The advantage of this is that we can represent a combined rotation with displacement operation with one multiplication operation.
- The e and e1 terms together can represent rotation (as a normalised complex number).
- The e2 and e12 terms together can represent displacement.
In order to investigate the practicality of this we can try to use it in the car racing game (which is developed on these pages).
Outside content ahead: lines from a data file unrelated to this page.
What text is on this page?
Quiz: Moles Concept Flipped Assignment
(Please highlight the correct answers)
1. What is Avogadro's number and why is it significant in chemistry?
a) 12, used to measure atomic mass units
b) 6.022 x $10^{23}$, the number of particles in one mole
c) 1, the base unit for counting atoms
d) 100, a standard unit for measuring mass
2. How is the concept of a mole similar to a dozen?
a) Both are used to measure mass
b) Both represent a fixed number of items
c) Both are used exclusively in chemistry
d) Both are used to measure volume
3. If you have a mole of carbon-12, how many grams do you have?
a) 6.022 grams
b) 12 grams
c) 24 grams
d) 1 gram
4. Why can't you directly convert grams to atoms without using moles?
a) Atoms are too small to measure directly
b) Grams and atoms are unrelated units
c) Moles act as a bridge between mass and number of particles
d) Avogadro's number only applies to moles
This is used in the following examples:
Example - Pure Displacement (no rotation)
If the rotation is 0 degrees, this is represented by (e + 0 e1), in other words 1, as explained on this page.
So if we are initially at point (x=3, y=4) this will be represented by the Dual Complex Number:
(e + 3e2 + 4 e12)
We now want to displace this by (x=4, y=3) this will be represented by the Dual Complex Number:
(e + 4e2 + 3 e12)
So to combine these, to give the resulting position, we multiply together their representations:
(e + 3e2 + 4 e12)*(e + 4e2 + 3 e12)
multiplying out the terms using the above multiplication table we get:
= e + 4e2 + 3 e12 + 3e2 + 4 e12
= e + 7e2 + 7 e12
Example - Pure Rotation (no displacement)
If the displacement is zero then e2 = 0 and e12 =0 and the rotation is represented by the normalised complex number as explained on this page.
Example - Combined Displacement and Rotation
Starting from the previous position:
(e + 7e2 + 7 e12)
and applying a rotation of 90 represented by:
(0 e + e1)
We combine them by multiplying as before:
(0 e + e1) * (e + 7e2 + 7 e12)
multiplying out the terms using the above multiplication table we get:
(e1 - 7 e2 + 7 e12)
So we can see that the object is rotated about the origin.